In any case this all, of course, is totally devoid of any practical value. Just use sizeof when you want to know the size.
A non-portable way to write your own sizeof() function is to take advantage of how stack-based variables are often laid out in memory:
#include <iostream>
using namespace std;
template <typename T>
int mysizeof(T)
{
T temp1;
T temp2;
return (int)&temp1 - (int)&temp2;
}
int main()
{
cout << "sizeof mysizeof" << endl;
char c = 0; short s = 0; int i = 0; long l = 0;
float f = 0; double d = 0; long double ld = 0;
cout << "char: " << mysizeof(c) << endl;
cout << "short: " << mysizeof(s) << endl;
cout << "int: " << mysizeof(i) << endl;
cout << "long: " << mysizeof(l) << endl;
cout << "float: " << mysizeof(f) << endl;
cout << "double: " << mysizeof(d) << endl;
cout << "long double: " << mysizeof(ld) << endl;
}
See it in action.
A 0-parameter version.
A version that uses one array instead of two variables.

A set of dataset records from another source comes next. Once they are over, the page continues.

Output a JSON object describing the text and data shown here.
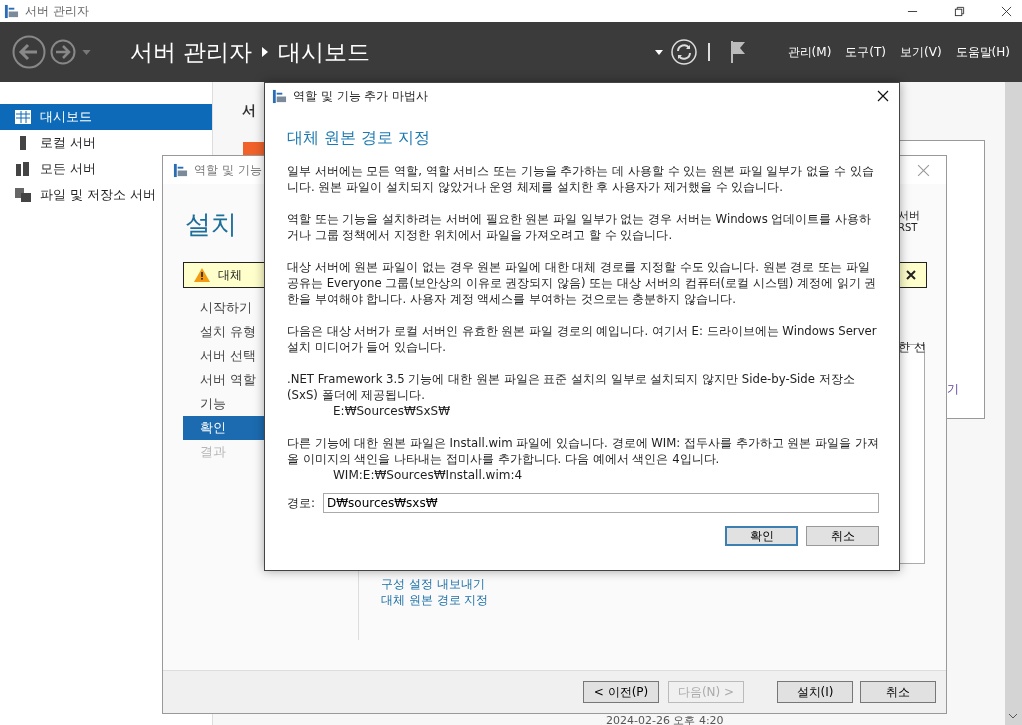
{
  "window": {
    "title": "서버 관리자"
  },
  "header": {
    "breadcrumb": [
      "서버 관리자",
      "대시보드"
    ],
    "menus": [
      "관리(M)",
      "도구(T)",
      "보기(V)",
      "도움말(H)"
    ]
  },
  "sidebar": {
    "items": [
      {
        "label": "대시보드",
        "selected": true,
        "kind": "dashboard"
      },
      {
        "label": "로컬 서버",
        "selected": false,
        "kind": "server"
      },
      {
        "label": "모든 서버",
        "selected": false,
        "kind": "servers"
      },
      {
        "label": "파일 및 저장소 서버",
        "selected": false,
        "kind": "storage"
      }
    ]
  },
  "background": {
    "heading": "서",
    "fragments": [
      "서버",
      "RST",
      "한 선",
      "기"
    ],
    "timestamp": "2024-02-26 오후 4:20"
  },
  "wizard": {
    "title": "역할 및 기능",
    "heading": "설치",
    "warning": "대체",
    "steps": [
      {
        "label": "시작하기",
        "selected": false,
        "disabled": false
      },
      {
        "label": "설치 유형",
        "selected": false,
        "disabled": false
      },
      {
        "label": "서버 선택",
        "selected": false,
        "disabled": false
      },
      {
        "label": "서버 역할",
        "selected": false,
        "disabled": false
      },
      {
        "label": "기능",
        "selected": false,
        "disabled": false
      },
      {
        "label": "확인",
        "selected": true,
        "disabled": false
      },
      {
        "label": "결과",
        "selected": false,
        "disabled": true
      }
    ],
    "links": [
      "구성 설정 내보내기",
      "대체 원본 경로 지정"
    ],
    "buttons": [
      {
        "label": "< 이전(P)",
        "disabled": false
      },
      {
        "label": "다음(N) >",
        "disabled": true
      },
      {
        "label": "설치(I)",
        "disabled": false
      },
      {
        "label": "취소",
        "disabled": false
      }
    ]
  },
  "dialog": {
    "title": "역할 및 기능 추가 마법사",
    "heading": "대체 원본 경로 지정",
    "paragraphs": [
      {
        "text": "일부 서버에는 모든 역할, 역할 서비스 또는 기능을 추가하는 데 사용할 수 있는 원본 파일 일부가 없을 수 있습니다. 원본 파일이 설치되지 않았거나 운영 체제를 설치한 후 사용자가 제거했을 수 있습니다."
      },
      {
        "text": "역할 또는 기능을 설치하려는 서버에 필요한 원본 파일 일부가 없는 경우 서버는 Windows 업데이트를 사용하거나 그룹 정책에서 지정한 위치에서 파일을 가져오려고 할 수 있습니다."
      },
      {
        "text": "대상 서버에 원본 파일이 없는 경우 원본 파일에 대한 대체 경로를 지정할 수도 있습니다. 원본 경로 또는 파일 공유는 Everyone 그룹(보안상의 이유로 권장되지 않음) 또는 대상 서버의 컴퓨터(로컬 시스템) 계정에 읽기 권한을 부여해야 합니다. 사용자 계정 액세스를 부여하는 것으로는 충분하지 않습니다."
      },
      {
        "text": "다음은 대상 서버가 로컬 서버인 유효한 원본 파일 경로의 예입니다. 여기서 E: 드라이브에는 Windows Server 설치 미디어가 들어 있습니다."
      },
      {
        "text": ".NET Framework 3.5 기능에 대한 원본 파일은 표준 설치의 일부로 설치되지 않지만 Side-by-Side 저장소(SxS) 폴더에 제공됩니다.",
        "example": "E:₩Sources₩SxS₩"
      },
      {
        "text": "다른 기능에 대한 원본 파일은 Install.wim 파일에 있습니다. 경로에 WIM: 접두사를 추가하고 원본 파일을 가져올 이미지의 색인을 나타내는 접미사를 추가합니다. 다음 예에서 색인은 4입니다.",
        "example": "WIM:E:₩Sources₩Install.wim:4"
      }
    ],
    "path": {
      "label": "경로:",
      "value": "D₩sources₩sxs₩"
    },
    "buttons": [
      {
        "label": "확인",
        "default": true
      },
      {
        "label": "취소",
        "default": false
      }
    ]
  }
}
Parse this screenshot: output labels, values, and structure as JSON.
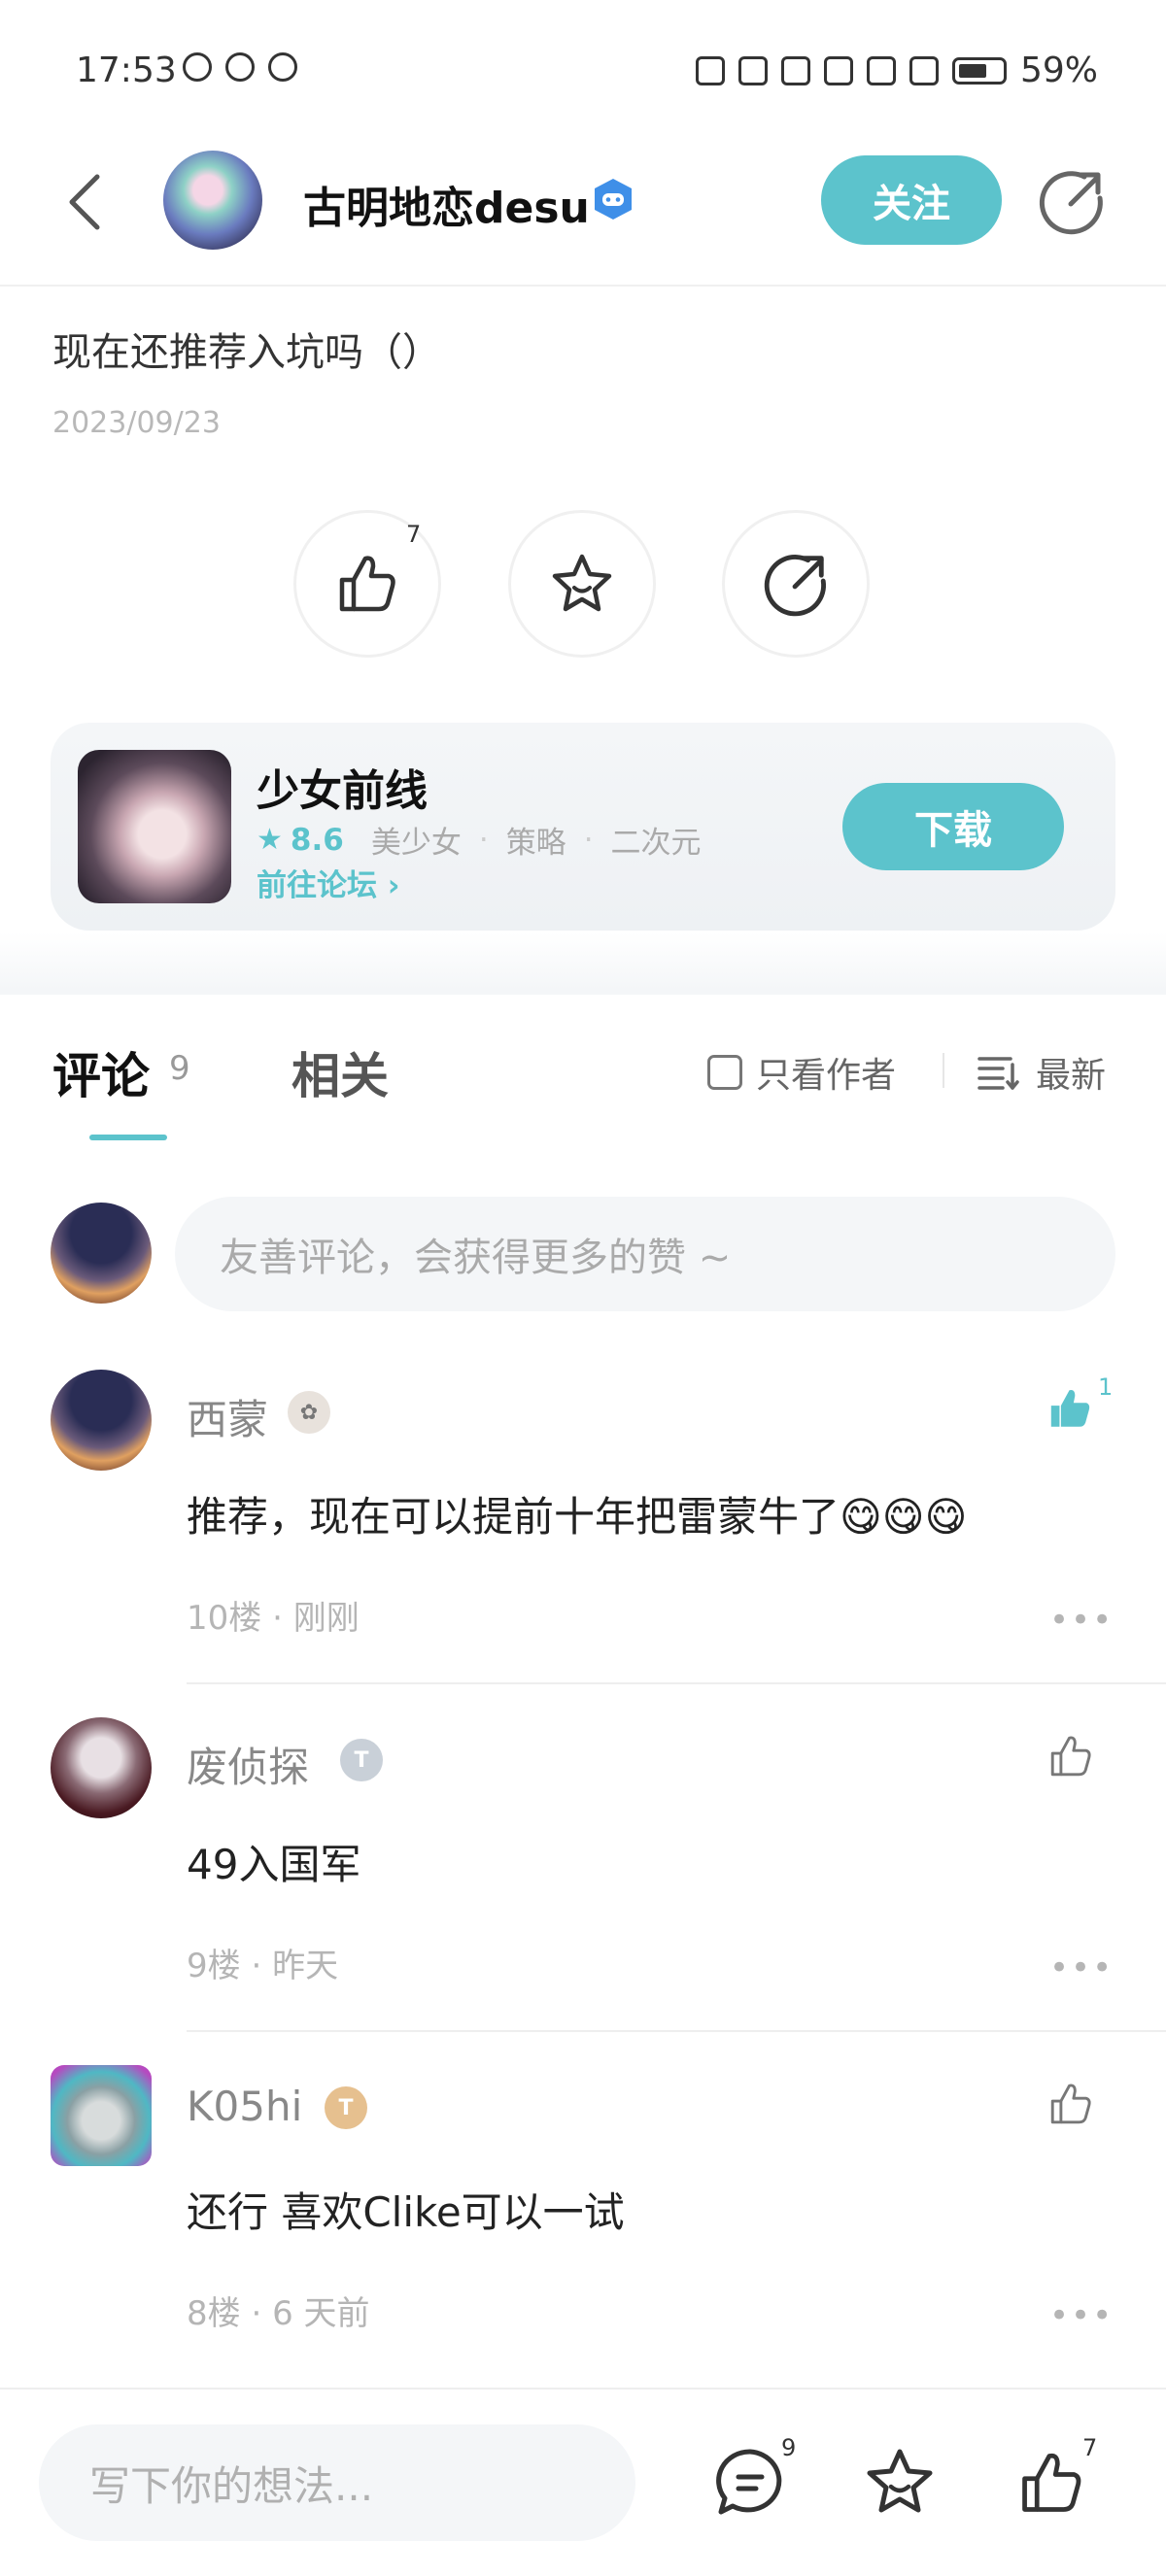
{
  "status_bar": {
    "time": "17:53",
    "battery": "59%"
  },
  "header": {
    "author_name": "古明地恋desu",
    "follow_label": "关注"
  },
  "post": {
    "title": "现在还推荐入坑吗（）",
    "date": "2023/09/23",
    "like_count": "7"
  },
  "game_card": {
    "name": "少女前线",
    "score": "8.6",
    "tags": [
      "美少女",
      "策略",
      "二次元"
    ],
    "forum_link": "前往论坛",
    "download_label": "下载"
  },
  "tabs": {
    "comments_label": "评论",
    "comments_count": "9",
    "related_label": "相关",
    "author_only_label": "只看作者",
    "sort_label": "最新"
  },
  "comment_input": {
    "placeholder": "友善评论，会获得更多的赞 ~"
  },
  "comments": [
    {
      "name": "西蒙",
      "text": "推荐，现在可以提前十年把雷蒙牛了😋😋😋",
      "floor": "10楼",
      "time": "刚刚",
      "likes": "1",
      "liked": true
    },
    {
      "name": "废侦探",
      "text": "49入国军",
      "floor": "9楼",
      "time": "昨天",
      "likes": "",
      "liked": false
    },
    {
      "name": "K05hi",
      "text": "还行 喜欢Clike可以一试",
      "floor": "8楼",
      "time": "6 天前",
      "likes": "",
      "liked": false
    }
  ],
  "meta_separator": " · ",
  "bottom_bar": {
    "placeholder": "写下你的想法...",
    "comment_count": "9",
    "like_count": "7"
  },
  "colors": {
    "accent": "#5cc3cc",
    "text_primary": "#222222",
    "text_muted": "#b5b5b5"
  }
}
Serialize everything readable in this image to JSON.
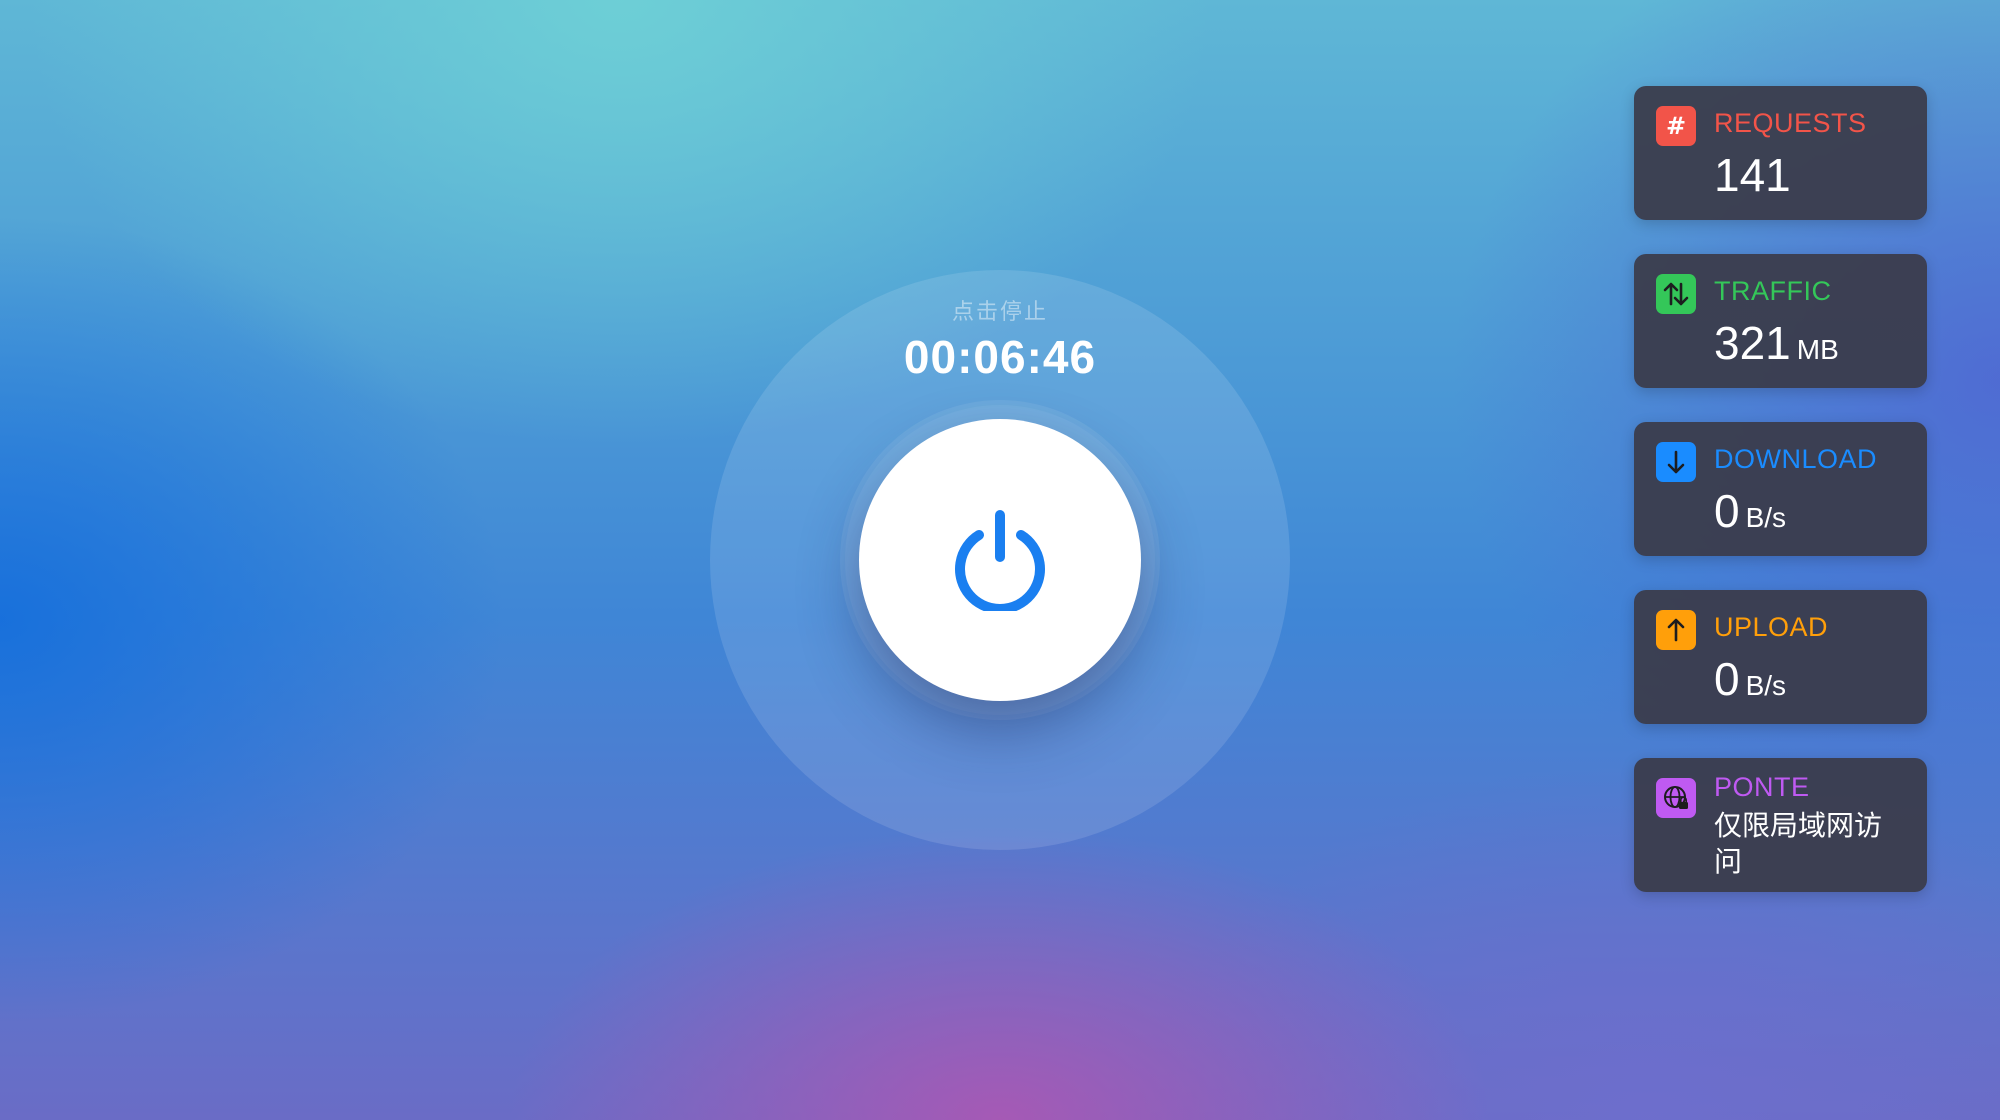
{
  "control": {
    "hint": "点击停止",
    "timer": "00:06:46",
    "power_icon": "power-icon",
    "accent_color": "#1a7ff0"
  },
  "stats": {
    "requests": {
      "icon": "hash-icon",
      "icon_glyph": "#",
      "label": "REQUESTS",
      "value": "141",
      "color": "#f25449"
    },
    "traffic": {
      "icon": "arrows-up-down-icon",
      "label": "TRAFFIC",
      "value": "321",
      "unit": "MB",
      "color": "#34c759"
    },
    "download": {
      "icon": "arrow-down-icon",
      "label": "DOWNLOAD",
      "value": "0",
      "unit": "B/s",
      "color": "#1a8cff"
    },
    "upload": {
      "icon": "arrow-up-icon",
      "label": "UPLOAD",
      "value": "0",
      "unit": "B/s",
      "color": "#ff9f0a"
    },
    "ponte": {
      "icon": "globe-lock-icon",
      "label": "PONTE",
      "value": "仅限局域网访问",
      "color": "#bf5af2"
    }
  }
}
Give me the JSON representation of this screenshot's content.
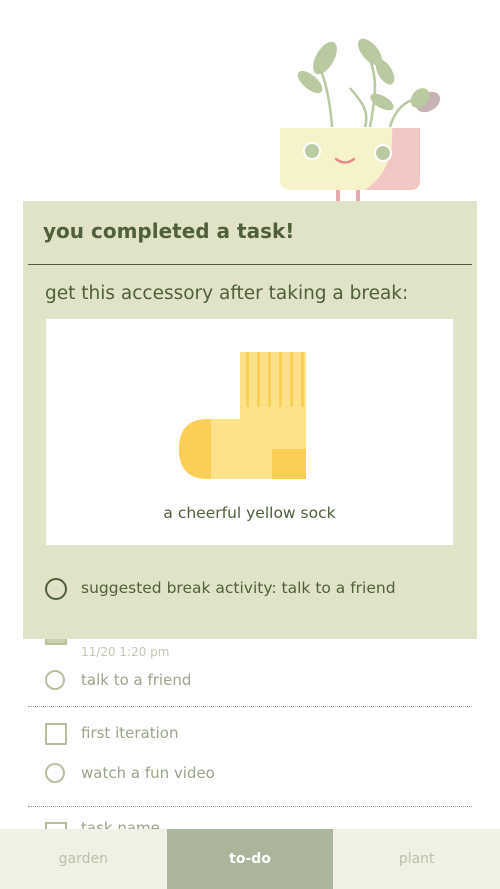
{
  "modal": {
    "title": "you completed a task!",
    "subtitle": "get this accessory after taking a break:",
    "accessory_name": "a cheerful yellow sock",
    "suggestion": "suggested break activity: talk to a friend"
  },
  "tasks": [
    {
      "timestamp": "11/20 1:20 pm",
      "subtask": "talk to a friend"
    },
    {
      "title": "first iteration",
      "subtask": "watch a fun video"
    },
    {
      "title": "task name"
    }
  ],
  "nav": {
    "tabs": [
      "garden",
      "to-do",
      "plant"
    ],
    "active": "to-do"
  },
  "colors": {
    "modal_bg": "#e0e3c8",
    "text_dark": "#4f5f3a",
    "nav_active": "#aab59c",
    "sock_yellow": "#fde08a",
    "sock_dark_yellow": "#f9cf55"
  },
  "icons": {
    "plant": "potted-plant-mascot",
    "sock": "yellow-sock"
  }
}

Warning: This was a fun puzzle, but you should never use this in real code. sizeof is guaranteed to work. This is not. Just because it works on this version of this compiler for this platform does not mean it will work for any other.
The real operator takes advantage of being a part of the compiler. Sizeof knows how big each type of variable is because it has to know. If the compiler doesn't know how big each type is, it wouldn't be able to lay your program out in memory.
Edit: Note that all of these flawed examples rely on the original sizeof operator. It's used to space the stack variables, and to create and index array variables.